Artiste engagé et acteur culturel majeur à Ouagadougou, Étienne Minoungou a vécu le putsch militaire au Burkina Faso. Mais pour rien au monde il ne voulait rater l’invitation des Francophonies en Limousin. Arrivé à Limoges pour l’ouverture du festival de théâtre ce mercredi 23 septembre, il témoigne de la situation des artistes au Burkina Faso. Entretien avec le comédien, metteur en scène, cofondateur et directeur des Récréâtrales à Ouagadougou, un festival qui est cette année l’invité d’honneur à Limoges.

Étienne Minoungou : C’est extrêmement important pour nous. L’art a vocation de témoigner du silence, mais aussi de l’indignité. Donc, c’est une belle opportunité pour nous. Moi, j’arrive de Ouagadougou où j’ai pris activement parti pour la résistance citoyenne, pour la liberté, pour la dignité et la démocratie. Les Francophonies sont une occasion pour nous de témoigner de la souffrance du peuple burkinabè, mais aussi de son courage, de sa force et de sa détermination. Il s’agit aussi de faire écho de l’aspiration du peuple burkinabè à la liberté et du rétablissement de l’ordre constitutionnel.

 Quelle était votre situation à Ouagadougou depuis le putsch militaire ?

Une situation terrible d’angoisses, mais aussi de révolte et de courage, comme tous les Burkinabè que ce soit les femmes, les, jeunes, les vieux, les ouvriers, les fonctionnaires… Tout le peuple burkinabè a pris le coup d’État comme un coup de poignard dans le dos de la démocratie. Donc, les gens se sont immédiatement exprimés et organisés contre cette imposture. Ils se sont battus au prix de la vie de plusieurs dizaines de personnes, jusqu’ici on a dénombré douze morts et plus de 150 blessés. J’ai quitté Ouagadougou dans une tension extrême, parce que la situation militaire était dangereuse. Il y avait le risque d’un conflit armé et d’un désastre humain. Les populations étaient terrées chez elles. J’ai donc quitté Ouagadougou dans une extrême peur, mais en même temps, aussi, dans une espérance. La lutte n’était plus politique, mais morale.

 

En tant qu’artiste, avez-vous fait des actions concrètes contre le putsch ou étiez-vous obligé de vous cacher ?

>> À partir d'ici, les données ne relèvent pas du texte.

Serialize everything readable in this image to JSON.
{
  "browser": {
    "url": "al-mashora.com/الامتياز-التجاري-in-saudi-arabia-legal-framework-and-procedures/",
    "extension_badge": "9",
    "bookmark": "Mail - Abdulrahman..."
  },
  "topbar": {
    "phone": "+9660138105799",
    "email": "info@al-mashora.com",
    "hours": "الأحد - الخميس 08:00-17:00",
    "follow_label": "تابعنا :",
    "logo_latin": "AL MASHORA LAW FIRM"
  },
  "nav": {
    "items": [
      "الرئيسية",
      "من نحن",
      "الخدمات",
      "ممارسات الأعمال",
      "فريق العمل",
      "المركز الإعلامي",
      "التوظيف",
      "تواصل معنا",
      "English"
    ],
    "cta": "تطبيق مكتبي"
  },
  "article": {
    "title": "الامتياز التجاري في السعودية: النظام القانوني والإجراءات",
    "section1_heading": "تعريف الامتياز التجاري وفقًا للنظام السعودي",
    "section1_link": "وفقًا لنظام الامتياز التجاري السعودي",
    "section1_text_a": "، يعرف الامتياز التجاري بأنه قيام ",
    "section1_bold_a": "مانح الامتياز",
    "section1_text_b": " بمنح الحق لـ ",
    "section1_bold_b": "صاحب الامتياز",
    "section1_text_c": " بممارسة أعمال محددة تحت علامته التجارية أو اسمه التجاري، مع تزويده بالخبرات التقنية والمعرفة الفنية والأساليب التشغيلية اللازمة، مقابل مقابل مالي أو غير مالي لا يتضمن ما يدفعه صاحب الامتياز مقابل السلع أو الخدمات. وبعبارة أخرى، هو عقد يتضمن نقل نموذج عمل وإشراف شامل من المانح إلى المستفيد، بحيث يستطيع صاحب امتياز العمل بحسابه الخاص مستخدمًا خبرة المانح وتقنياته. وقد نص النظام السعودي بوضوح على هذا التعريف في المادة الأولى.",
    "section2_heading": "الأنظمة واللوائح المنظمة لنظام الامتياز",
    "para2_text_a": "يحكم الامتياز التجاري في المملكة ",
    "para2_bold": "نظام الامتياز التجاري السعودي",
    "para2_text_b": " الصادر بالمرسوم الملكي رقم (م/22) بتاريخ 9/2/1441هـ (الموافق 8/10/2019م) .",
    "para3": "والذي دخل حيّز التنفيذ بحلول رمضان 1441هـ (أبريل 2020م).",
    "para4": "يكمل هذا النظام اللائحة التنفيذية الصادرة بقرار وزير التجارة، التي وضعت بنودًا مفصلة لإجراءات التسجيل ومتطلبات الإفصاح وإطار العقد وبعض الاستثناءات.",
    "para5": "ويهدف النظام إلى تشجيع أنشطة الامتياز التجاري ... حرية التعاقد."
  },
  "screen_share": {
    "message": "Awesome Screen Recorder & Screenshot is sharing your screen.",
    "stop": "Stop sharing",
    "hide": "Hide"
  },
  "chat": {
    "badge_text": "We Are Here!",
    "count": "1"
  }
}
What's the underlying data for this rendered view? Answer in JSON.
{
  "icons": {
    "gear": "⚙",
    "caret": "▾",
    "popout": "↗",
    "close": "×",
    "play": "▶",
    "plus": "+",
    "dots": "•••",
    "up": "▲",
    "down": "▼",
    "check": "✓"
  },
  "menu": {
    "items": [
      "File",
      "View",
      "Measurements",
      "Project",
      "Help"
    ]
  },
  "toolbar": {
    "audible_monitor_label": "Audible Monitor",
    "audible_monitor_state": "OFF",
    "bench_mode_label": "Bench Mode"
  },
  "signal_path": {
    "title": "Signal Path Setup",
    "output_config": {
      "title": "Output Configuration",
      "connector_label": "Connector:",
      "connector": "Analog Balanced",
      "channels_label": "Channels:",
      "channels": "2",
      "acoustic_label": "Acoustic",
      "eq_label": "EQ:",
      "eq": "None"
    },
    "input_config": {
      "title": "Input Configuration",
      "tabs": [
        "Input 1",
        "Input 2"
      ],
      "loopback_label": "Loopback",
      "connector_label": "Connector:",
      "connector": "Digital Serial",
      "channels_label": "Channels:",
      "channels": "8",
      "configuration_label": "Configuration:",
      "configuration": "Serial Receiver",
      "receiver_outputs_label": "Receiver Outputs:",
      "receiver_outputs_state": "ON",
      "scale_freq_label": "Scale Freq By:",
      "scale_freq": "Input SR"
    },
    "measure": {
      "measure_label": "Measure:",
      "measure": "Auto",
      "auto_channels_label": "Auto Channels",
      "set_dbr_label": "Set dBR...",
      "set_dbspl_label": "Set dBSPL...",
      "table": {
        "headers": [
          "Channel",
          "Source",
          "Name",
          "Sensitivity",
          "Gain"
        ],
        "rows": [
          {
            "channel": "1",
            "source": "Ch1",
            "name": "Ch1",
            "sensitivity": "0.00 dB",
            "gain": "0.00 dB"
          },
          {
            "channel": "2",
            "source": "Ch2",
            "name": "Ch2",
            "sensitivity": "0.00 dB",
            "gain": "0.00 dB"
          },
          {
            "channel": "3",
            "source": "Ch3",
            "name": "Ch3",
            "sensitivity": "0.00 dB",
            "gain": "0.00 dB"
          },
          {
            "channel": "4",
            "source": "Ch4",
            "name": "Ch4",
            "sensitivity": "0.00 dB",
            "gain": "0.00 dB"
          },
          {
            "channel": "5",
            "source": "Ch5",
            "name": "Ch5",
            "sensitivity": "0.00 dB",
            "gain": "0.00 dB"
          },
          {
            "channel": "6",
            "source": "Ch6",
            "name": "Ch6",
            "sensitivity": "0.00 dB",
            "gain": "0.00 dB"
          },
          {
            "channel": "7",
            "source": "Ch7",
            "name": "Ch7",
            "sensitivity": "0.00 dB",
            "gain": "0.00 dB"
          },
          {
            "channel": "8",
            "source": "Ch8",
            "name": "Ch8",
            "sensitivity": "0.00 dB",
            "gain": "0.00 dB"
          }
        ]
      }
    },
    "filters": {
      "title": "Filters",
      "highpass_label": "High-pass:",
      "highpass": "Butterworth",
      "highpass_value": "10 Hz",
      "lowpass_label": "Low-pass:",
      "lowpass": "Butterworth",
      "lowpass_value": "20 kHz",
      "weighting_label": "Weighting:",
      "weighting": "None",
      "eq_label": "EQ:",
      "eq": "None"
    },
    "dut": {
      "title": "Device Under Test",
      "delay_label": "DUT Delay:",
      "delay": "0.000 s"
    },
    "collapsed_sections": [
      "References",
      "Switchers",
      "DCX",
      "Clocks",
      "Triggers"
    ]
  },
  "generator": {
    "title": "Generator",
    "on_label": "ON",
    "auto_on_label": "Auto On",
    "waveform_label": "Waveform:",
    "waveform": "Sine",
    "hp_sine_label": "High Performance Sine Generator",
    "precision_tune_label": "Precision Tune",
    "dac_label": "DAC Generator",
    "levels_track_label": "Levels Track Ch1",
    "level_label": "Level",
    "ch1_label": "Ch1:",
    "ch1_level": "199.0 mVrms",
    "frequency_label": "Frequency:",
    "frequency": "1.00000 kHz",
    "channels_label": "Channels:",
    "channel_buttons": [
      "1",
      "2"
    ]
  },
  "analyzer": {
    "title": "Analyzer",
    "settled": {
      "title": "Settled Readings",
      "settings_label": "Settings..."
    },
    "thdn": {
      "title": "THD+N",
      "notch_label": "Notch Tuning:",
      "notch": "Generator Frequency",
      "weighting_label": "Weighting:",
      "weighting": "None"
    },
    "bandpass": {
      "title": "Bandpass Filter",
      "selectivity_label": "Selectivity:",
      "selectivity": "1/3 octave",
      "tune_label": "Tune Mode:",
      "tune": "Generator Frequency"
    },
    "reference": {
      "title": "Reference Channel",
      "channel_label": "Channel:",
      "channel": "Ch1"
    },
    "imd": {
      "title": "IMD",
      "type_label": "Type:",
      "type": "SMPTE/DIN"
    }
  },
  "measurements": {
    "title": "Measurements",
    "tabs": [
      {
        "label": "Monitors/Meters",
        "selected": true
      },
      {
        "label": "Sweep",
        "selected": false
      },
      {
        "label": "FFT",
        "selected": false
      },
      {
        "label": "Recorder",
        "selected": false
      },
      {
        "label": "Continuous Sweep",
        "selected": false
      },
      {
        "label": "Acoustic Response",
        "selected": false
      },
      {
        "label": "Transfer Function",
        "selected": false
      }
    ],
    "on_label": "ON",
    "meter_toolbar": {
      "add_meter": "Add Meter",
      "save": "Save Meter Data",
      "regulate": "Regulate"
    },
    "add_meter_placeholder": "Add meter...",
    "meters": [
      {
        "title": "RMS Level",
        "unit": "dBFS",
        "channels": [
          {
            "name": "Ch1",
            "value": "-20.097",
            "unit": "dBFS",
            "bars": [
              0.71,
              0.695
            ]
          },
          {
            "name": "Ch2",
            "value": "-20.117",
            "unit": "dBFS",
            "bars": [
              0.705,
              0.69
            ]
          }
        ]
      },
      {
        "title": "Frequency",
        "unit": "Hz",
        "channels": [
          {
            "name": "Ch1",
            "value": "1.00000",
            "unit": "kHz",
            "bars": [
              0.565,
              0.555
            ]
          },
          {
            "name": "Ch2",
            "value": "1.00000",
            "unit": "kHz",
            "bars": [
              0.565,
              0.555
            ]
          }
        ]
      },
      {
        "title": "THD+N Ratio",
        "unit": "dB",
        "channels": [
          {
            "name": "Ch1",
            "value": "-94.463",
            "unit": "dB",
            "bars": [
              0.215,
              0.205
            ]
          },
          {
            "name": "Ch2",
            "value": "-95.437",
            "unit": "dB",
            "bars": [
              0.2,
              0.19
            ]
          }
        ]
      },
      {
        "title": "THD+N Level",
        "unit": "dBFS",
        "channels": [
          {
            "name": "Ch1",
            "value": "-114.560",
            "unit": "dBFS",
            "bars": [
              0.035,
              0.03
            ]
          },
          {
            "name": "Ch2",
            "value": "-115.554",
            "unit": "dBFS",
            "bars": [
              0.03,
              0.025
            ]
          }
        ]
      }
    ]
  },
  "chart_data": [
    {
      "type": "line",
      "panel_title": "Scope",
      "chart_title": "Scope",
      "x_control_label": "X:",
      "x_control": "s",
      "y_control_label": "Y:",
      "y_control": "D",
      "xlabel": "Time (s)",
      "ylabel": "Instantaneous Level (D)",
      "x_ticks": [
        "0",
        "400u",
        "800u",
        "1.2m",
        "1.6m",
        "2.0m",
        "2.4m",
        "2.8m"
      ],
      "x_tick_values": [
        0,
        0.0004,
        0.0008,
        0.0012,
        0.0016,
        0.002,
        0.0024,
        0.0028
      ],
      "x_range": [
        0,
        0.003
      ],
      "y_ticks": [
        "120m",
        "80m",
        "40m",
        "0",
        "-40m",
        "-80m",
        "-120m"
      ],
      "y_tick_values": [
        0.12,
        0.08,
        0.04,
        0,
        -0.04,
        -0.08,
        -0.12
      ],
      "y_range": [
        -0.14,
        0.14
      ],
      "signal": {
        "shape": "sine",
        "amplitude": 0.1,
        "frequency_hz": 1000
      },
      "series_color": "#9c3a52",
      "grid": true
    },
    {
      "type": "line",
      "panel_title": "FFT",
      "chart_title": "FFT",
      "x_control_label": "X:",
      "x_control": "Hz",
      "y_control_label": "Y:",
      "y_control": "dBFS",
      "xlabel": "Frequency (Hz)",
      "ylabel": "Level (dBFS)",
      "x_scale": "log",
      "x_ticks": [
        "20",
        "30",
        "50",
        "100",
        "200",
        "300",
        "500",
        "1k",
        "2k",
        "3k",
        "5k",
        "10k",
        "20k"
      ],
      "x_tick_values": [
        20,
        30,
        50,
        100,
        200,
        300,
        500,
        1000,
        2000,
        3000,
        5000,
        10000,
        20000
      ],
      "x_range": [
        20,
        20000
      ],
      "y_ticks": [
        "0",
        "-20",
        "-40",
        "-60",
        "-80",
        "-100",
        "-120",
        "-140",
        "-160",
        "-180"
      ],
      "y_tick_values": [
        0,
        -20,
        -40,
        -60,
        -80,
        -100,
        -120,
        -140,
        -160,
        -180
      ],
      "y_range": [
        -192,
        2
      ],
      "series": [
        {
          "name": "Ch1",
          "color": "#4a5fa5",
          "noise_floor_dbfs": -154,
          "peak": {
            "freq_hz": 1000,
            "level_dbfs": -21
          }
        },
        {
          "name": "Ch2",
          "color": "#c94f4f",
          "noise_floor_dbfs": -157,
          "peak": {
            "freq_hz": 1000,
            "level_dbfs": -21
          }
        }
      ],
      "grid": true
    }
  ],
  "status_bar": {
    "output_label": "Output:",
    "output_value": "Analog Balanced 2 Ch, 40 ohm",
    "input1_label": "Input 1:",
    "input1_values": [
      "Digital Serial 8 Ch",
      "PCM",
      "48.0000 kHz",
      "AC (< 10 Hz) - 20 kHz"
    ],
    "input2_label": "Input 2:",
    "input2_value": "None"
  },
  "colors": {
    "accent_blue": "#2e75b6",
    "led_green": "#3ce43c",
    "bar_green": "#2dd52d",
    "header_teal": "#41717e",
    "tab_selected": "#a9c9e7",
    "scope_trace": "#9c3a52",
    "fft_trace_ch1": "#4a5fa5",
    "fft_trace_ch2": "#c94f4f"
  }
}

A ce moment, j’ai surtout agi en tant que citoyen. Bien sûr, l’art engage et m’engage peut-être plus que les autres. Mais tous les Burkinabè étaient engagés pour défendre la liberté. J’ai participé en tant que Burkinabè à la résistance, aux luttes, aux mouvements de protestation. Bien sûr, on a été menacé, dispersé, poursuivi. Nous avons essayé, dans la prudence, de regagner nos quartiers, nos maisons, tout en continuant d’être très actifs dans la mobilisation.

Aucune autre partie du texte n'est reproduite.